Currently, Dave is developing WordLand, an interface for writing and publishing to WordPress. I haven’t tested this yet.

In March, Dave forecasted the end of Feedland (at both feedland.org and feedland.com). Feedland is a “web service for managing lists of feeds, sharing them with other users.” Like its precursors (River5, River4, River3), Feedland has been a valuable way for me to subscribe to newsfeeds and share the ‘river of news’ that brings me new information and insights every day. In Feedland, the presentation of these rivers is called a “news product.” I’ve had one of these dedicated to feeds from across Duke University (where I work) at dukeriver.news.

There are a lot of good feedreader apps and services available today, but I like the challenge of running my own tools. (I don’t do crosswords or Spelling Bee or Wordle to keep my neurons elastic.) There’s a way to self-host Feedland, detailed here. I first tested that in January 2023 but stepped back to use the hosted version. Now that that’s going away, I’m happy to say I’ve got my own instance of Feedland running now on a server with my web host, OpalStack. This took a couple of nights of fumbling with the terminal, remembering how to set a PATH and get Forever to run, learning how to tell the OpalStack server to use version 20 of node.js, and closely reading the Feedland server install setup instructions.

One small delineation for me on the “Create your database” step: In OpalStack, I created a database through the control panel and then logged into this new database with OpalStack’s web-based database administration tool called Adminer, then pasted the setup.sql commands. First time, no good; second time, I realized I had to take out the first command to create the database (duh, I was already in the database).

Success! I now had my own install of Feedland.
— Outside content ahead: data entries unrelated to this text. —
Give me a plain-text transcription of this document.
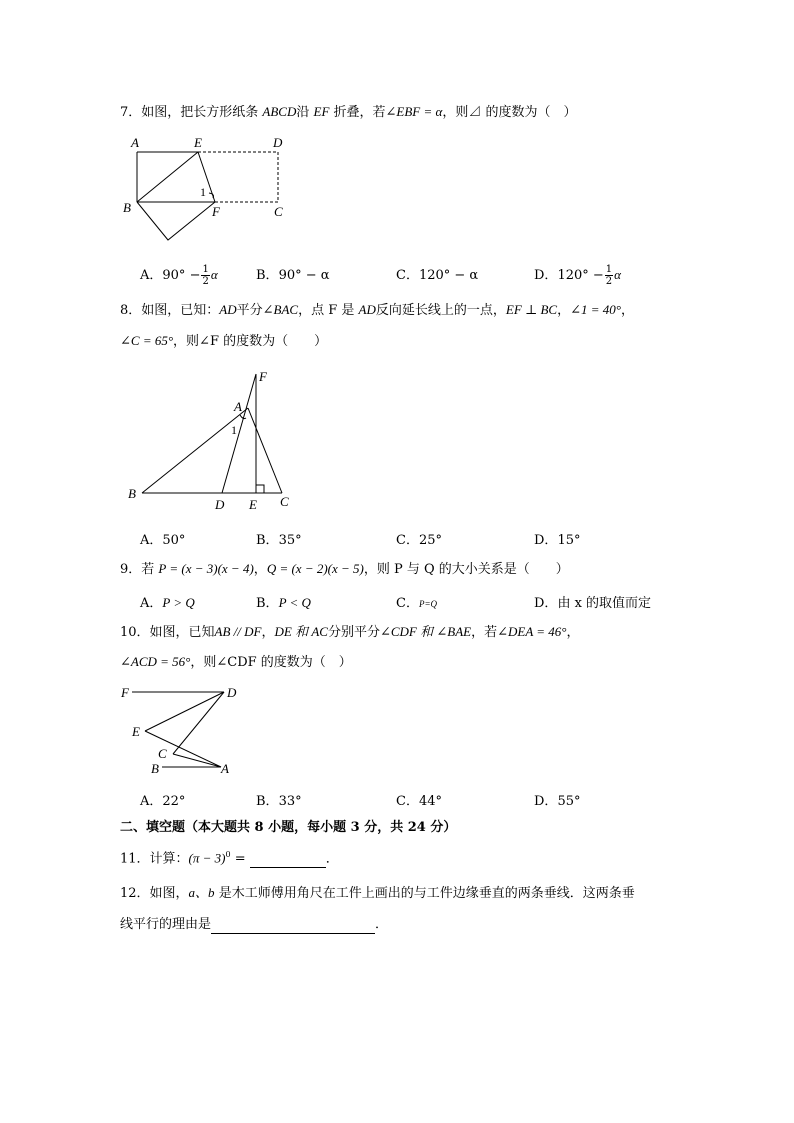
7．如图，把长方形纸条 ABCD沿 EF 折叠，若∠EBF = α，则⊿ 的度数为（　）
A	E	D
B	F	C
1
A．$90^\circ - \frac{1}{2}$ α	B．90° − α	C．120° − α	D．$120^\circ - \frac{1}{2}$ α
8．如图，已知：AD平分∠BAC，点 F 是 AD反向延长线上的一点，EF ⊥ BC，∠1 = 40°，
∠C = 65°，则∠F 的度数为（　　）
F
A
1
B
D E C
A．50°	B．35°	C．25°	D．15°
9．若 P = (x − 3)(x − 4)，Q = (x − 2)(x − 5)，则 P 与 Q 的大小关系是（　　）
A．P > Q	B．P < Q	C．P=Q	D．由 x 的取值而定
10．如图，已知AB // DF，DE 和 AC分别平分∠CDF 和 ∠BAE，若∠DEA = 46°，
∠ACD = 56°，则∠CDF 的度数为（　）
F	D
E
C
B	A
A．22°	B．33°	C．44°	D．55°
二、填空题（本大题共 8 小题，每小题 3 分，共 24 分）
11．计算：$(\pi - 3)^0$ =	．
12．如图，a、b 是木工师傅用角尺在工件上画出的与工件边缘垂直的两条垂线．这两条垂
线平行的理由是	．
I imported the feeds I’d saved out of Feedland.org and I was immediately able to pick up reading where I left off.

The next night, I tried to tackle the extra features, which will give a user (me!) a way to have a linkblog, not unlike the Radio linkblogs I used to run using Dave’s software. (I archived my Radio3 linkblog and Radio2 linkblog.) This step in the Feedland configuration relies on the Amazon AWS S3 service. A long time ago, I used S3 for another of Dave’s tools (World Outline, I think), but I’ve since lost whatever small bit of competence I had with AWS. After a night of bumbling about, I decided to cut my losses and pause on these features.

So that left one last important part of Feedland—the news products.

In the config file, I set flNewsProducts to true, and after some testing of the menu link to “My news product…”, I determined that in the config file urlNewsProducts needed to be set to “https://feed.stor.im/newsproduct?username=” and now the link from within Feedland sends me to my news product. I did the same for a new dukeriver account, and then I updated PagePark (another Dave software!) to feed these news products using the urlSiteContents config settings in news.mistersugar.com and dukeriver.news.

So, a second layer of success. I now run my own installation of Feedland and I can continue to offer the Duke River of News (alas, I’m not sure anyone uses it, but I try).